For those considering the journey, we understand that rates in Sydney run about $80 to $90 per half-hour. These are the posted charges at popular spots like the Northside Executive Retreat, La Petite Aroma and The Golden Apple.

Of course, P&J would love to know the names of those major corporations that have already booked in advance, causing the current shortage. We can assume that many are US-based outfits and, considering the legal status of prostitution in Australia, they would probably be able to write off "entertainment" expenses on the old corporate expense account. We're proud to see that even though the Olympics are the premier amateur athletic event in the world, professionals will also get their due.

Sundays: Must-see TV

Two weeks ago, it was Jesus vs. Regis when the thrill of seeing some new white guy playing J momentarily convinced television audiences across the country to bypass Who Wants to Be a Millionaire for at least one evening. The obviously emboldened television executives decided to press their luck this past week with not one, but two, kitsch-filled offerings -- enough to make the ever brain-dead viewers at Casa Diablo flip a coin to see what we'd watch.

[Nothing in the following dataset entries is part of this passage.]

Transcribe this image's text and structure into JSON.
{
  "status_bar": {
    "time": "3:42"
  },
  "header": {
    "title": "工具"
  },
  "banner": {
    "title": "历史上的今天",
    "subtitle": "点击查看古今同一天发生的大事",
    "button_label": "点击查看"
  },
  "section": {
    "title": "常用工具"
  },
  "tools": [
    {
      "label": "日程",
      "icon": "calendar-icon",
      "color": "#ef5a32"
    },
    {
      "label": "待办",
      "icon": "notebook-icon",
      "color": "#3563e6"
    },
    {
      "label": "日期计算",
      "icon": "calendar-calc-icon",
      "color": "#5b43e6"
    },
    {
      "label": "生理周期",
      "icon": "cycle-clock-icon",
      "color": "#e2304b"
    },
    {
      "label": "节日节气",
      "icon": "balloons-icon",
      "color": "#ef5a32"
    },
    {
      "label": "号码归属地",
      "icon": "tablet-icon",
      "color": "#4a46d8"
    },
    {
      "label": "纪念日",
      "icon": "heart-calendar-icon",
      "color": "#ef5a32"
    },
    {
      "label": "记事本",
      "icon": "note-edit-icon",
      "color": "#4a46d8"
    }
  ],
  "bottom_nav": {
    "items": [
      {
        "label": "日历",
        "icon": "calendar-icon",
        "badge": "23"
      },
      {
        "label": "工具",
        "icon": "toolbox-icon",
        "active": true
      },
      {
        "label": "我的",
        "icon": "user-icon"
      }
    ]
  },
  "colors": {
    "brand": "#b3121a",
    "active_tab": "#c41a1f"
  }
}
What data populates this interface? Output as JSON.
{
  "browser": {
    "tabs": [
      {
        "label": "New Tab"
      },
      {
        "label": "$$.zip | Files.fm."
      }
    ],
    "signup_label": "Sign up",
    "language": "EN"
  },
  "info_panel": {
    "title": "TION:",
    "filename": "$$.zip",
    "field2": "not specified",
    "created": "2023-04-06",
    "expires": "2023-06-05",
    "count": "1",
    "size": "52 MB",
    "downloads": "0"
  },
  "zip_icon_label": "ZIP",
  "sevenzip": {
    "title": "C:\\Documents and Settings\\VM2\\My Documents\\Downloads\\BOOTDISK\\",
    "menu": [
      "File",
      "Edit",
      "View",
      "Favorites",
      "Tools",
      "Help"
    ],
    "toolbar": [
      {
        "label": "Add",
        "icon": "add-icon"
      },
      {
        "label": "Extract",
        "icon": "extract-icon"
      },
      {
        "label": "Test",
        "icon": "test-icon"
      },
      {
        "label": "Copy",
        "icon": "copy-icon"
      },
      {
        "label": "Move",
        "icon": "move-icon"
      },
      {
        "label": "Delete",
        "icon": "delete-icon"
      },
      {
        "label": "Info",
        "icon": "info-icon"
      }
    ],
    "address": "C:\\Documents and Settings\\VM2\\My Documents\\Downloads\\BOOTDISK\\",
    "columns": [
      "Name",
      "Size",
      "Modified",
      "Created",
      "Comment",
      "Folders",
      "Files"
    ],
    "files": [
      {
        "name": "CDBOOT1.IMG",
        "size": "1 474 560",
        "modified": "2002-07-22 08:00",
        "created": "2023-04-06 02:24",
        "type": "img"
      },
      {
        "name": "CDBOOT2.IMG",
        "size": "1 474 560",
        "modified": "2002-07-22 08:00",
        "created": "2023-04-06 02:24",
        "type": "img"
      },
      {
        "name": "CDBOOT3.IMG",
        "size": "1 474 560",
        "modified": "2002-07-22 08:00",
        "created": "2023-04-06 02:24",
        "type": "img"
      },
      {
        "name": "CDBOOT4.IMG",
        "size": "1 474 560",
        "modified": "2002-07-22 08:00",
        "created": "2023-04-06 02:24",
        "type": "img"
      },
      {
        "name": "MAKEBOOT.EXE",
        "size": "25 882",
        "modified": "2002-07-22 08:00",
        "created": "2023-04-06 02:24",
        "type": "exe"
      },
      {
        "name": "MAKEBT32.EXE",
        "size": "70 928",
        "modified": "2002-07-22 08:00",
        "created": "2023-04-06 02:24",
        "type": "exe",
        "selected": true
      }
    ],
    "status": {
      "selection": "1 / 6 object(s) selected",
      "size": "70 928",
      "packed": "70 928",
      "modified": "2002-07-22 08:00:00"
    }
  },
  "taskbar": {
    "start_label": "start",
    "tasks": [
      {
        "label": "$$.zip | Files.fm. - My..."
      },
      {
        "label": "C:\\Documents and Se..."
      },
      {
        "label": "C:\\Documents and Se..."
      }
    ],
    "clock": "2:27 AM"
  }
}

Would it be the inside story of The Brady Bunch or two unconvincing actors making believe they were Paul and Linda McCartney? Much as we are in sympathy with PETA and the vegetarian movement, your superior correspondents felt the great desire to consume ham. So we tuned in the Brady film, mistakenly thinking it was something about Jim and Sarah Brady and gun control. It should have been about gun control because, after five minutes of this swill, Jorge was reaching for the oversized Three Stooges hammer under the armoire in the Boom Boom Room, threatening to smash himself if he had to stomach another hour and 50 minutes of this travesty.

After all, we had just come down from the final episode of Beverly Hills 90210. We figure, if they can slather that much pancake on Luke Perry so he doesn't look all of his 61 years, couldn't they do the same for Florence Henderson? No, we had to endure fake Bradys in heat, which is almost as bad as a porn film starring Jerry Mathers. This, friends, is why heavy drinking is coming back into style.